Emcee recommends finding the MLE to initialize the samplers, so we try to do this here:

In [None]:
nll = lambda *args: -modelLik(*args)

# generate initial guess
psi0 = np.array([0.1, 0.3, 1, 0.9, 1.5, 1])
neuromean0 = np.zeros(5)
neurocov0 = np.eye(5)[np.triu_indices(5, 0)].flatten()
hypermean0 = np.zeros(11)
hypercov0 = np.eye(11)[np.triu_indices(11, 0)].flatten()

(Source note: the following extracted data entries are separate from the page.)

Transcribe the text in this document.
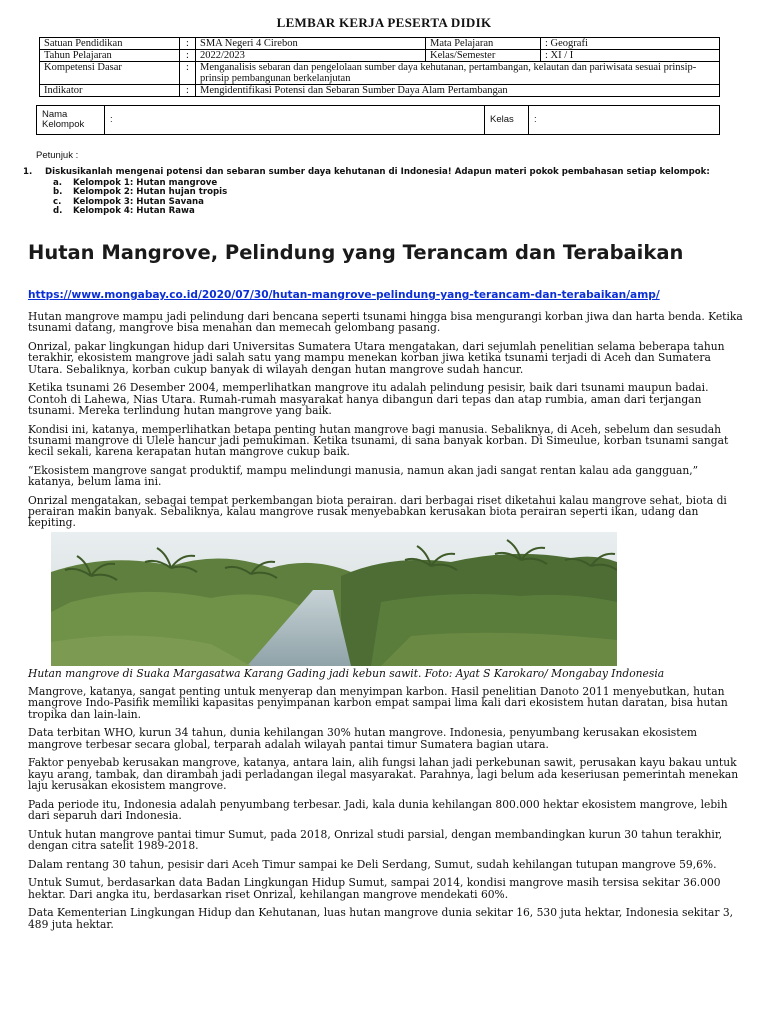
LEMBAR KERJA PESERTA DIDIK
Satuan Pendidikan	:	SMA Negeri 4 Cirebon	Mata Pelajaran	: Geografi
Tahun Pelajaran	:	2022/2023	Kelas/Semester	: XI / I
Kompetensi Dasar	:	Menganalisis sebaran dan pengelolaan sumber daya kehutanan, pertambangan, kelautan dan pariwisata sesuai prinsip-prinsip pembangunan berkelanjutan		
Indikator	:	Mengidentifikasi Potensi dan Sebaran Sumber Daya Alam Pertambangan		
Nama Kelompok	:	Kelas	:
Petunjuk :
1. Diskusikanlah mengenai potensi dan sebaran sumber daya kehutanan di Indonesia! Adapun materi pokok pembahasan setiap kelompok:
a. Kelompok 1: Hutan mangrove
b. Kelompok 2: Hutan hujan tropis
c. Kelompok 3: Hutan Savana
d. Kelompok 4: Hutan Rawa
Hutan Mangrove, Pelindung yang Terancam dan Terabaikan
https://www.mongabay.co.id/2020/07/30/hutan-mangrove-pelindung-yang-terancam-dan-terabaikan/amp/

Hutan mangrove mampu jadi pelindung dari bencana seperti tsunami hingga bisa mengurangi korban jiwa dan harta benda. Ketika tsunami datang, mangrove bisa menahan dan memecah gelombang pasang.

Onrizal, pakar lingkungan hidup dari Universitas Sumatera Utara mengatakan, dari sejumlah penelitian selama beberapa tahun terakhir, ekosistem mangrove jadi salah satu yang mampu menekan korban jiwa ketika tsunami terjadi di Aceh dan Sumatera Utara. Sebaliknya, korban cukup banyak di wilayah dengan hutan mangrove sudah hancur.

Ketika tsunami 26 Desember 2004, memperlihatkan mangrove itu adalah pelindung pesisir, baik dari tsunami maupun badai. Contoh di Lahewa, Nias Utara. Rumah-rumah masyarakat hanya dibangun dari tepas dan atap rumbia, aman dari terjangan tsunami. Mereka terlindung hutan mangrove yang baik.

Kondisi ini, katanya, memperlihatkan betapa penting hutan mangrove bagi manusia. Sebaliknya, di Aceh, sebelum dan sesudah tsunami mangrove di Ulele hancur jadi pemukiman. Ketika tsunami, di sana banyak korban. Di Simeulue, korban tsunami sangat kecil sekali, karena kerapatan hutan mangrove cukup baik.

“Ekosistem mangrove sangat produktif, mampu melindungi manusia, namun akan jadi sangat rentan kalau ada gangguan,” katanya, belum lama ini.

Onrizal mengatakan, sebagai tempat perkembangan biota perairan. dari berbagai riset diketahui kalau mangrove sehat, biota di perairan makin banyak. Sebaliknya, kalau mangrove rusak menyebabkan kerusakan biota perairan seperti ikan, udang dan kepiting.

Hutan mangrove di Suaka Margasatwa Karang Gading jadi kebun sawit. Foto: Ayat S Karokaro/ Mongabay Indonesia

Mangrove, katanya, sangat penting untuk menyerap dan menyimpan karbon. Hasil penelitian Danoto 2011 menyebutkan, hutan mangrove Indo-Pasifik memiliki kapasitas penyimpanan karbon empat sampai lima kali dari ekosistem hutan daratan, bisa hutan tropika dan lain-lain.

Data terbitan WHO, kurun 34 tahun, dunia kehilangan 30% hutan mangrove. Indonesia, penyumbang kerusakan ekosistem mangrove terbesar secara global, terparah adalah wilayah pantai timur Sumatera bagian utara.

Faktor penyebab kerusakan mangrove, katanya, antara lain, alih fungsi lahan jadi perkebunan sawit, perusakan kayu bakau untuk kayu arang, tambak, dan dirambah jadi perladangan ilegal masyarakat. Parahnya, lagi belum ada keseriusan pemerintah menekan laju kerusakan ekosistem mangrove.

Pada periode itu, Indonesia adalah penyumbang terbesar. Jadi, kala dunia kehilangan 800.000 hektar ekosistem mangrove, lebih dari separuh dari Indonesia.

Untuk hutan mangrove pantai timur Sumut, pada 2018, Onrizal studi parsial, dengan membandingkan kurun 30 tahun terakhir, dengan citra satelit 1989-2018.

Dalam rentang 30 tahun, pesisir dari Aceh Timur sampai ke Deli Serdang, Sumut, sudah kehilangan tutupan mangrove 59,6%.

Untuk Sumut, berdasarkan data Badan Lingkungan Hidup Sumut, sampai 2014, kondisi mangrove masih tersisa sekitar 36.000 hektar. Dari angka itu, berdasarkan riset Onrizal, kehilangan mangrove mendekati 60%.

Data Kementerian Lingkungan Hidup dan Kehutanan, luas hutan mangrove dunia sekitar 16, 530 juta hektar, Indonesia sekitar 3, 489 juta hektar.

x0 = np.r_[wfptParamUntransform(*psi0), neuromean0, neurocov0, hypermean0, hypercov0]

# test initial guess
modelLik(x0, brainWeights, behavdata)

# find MLE
result = op.minimize(nll, x0, args=(brainWeights, behavdata))

Now we do MCMC! 

In [None]:
import emcee

ndim, nwalkers = x0.shape[0], 350
# initial condition is MLE plus gaussian ball
pos = [result['x'] + 0.1*np.random.randn(ndim) for i in range(nwalkers)]

# create sampler
sampler = emcee.EnsembleSampler(nwalkers, ndim, modelLik, args=(brainWeights, behavdata))

sampler.run_mcmc(pos, 500)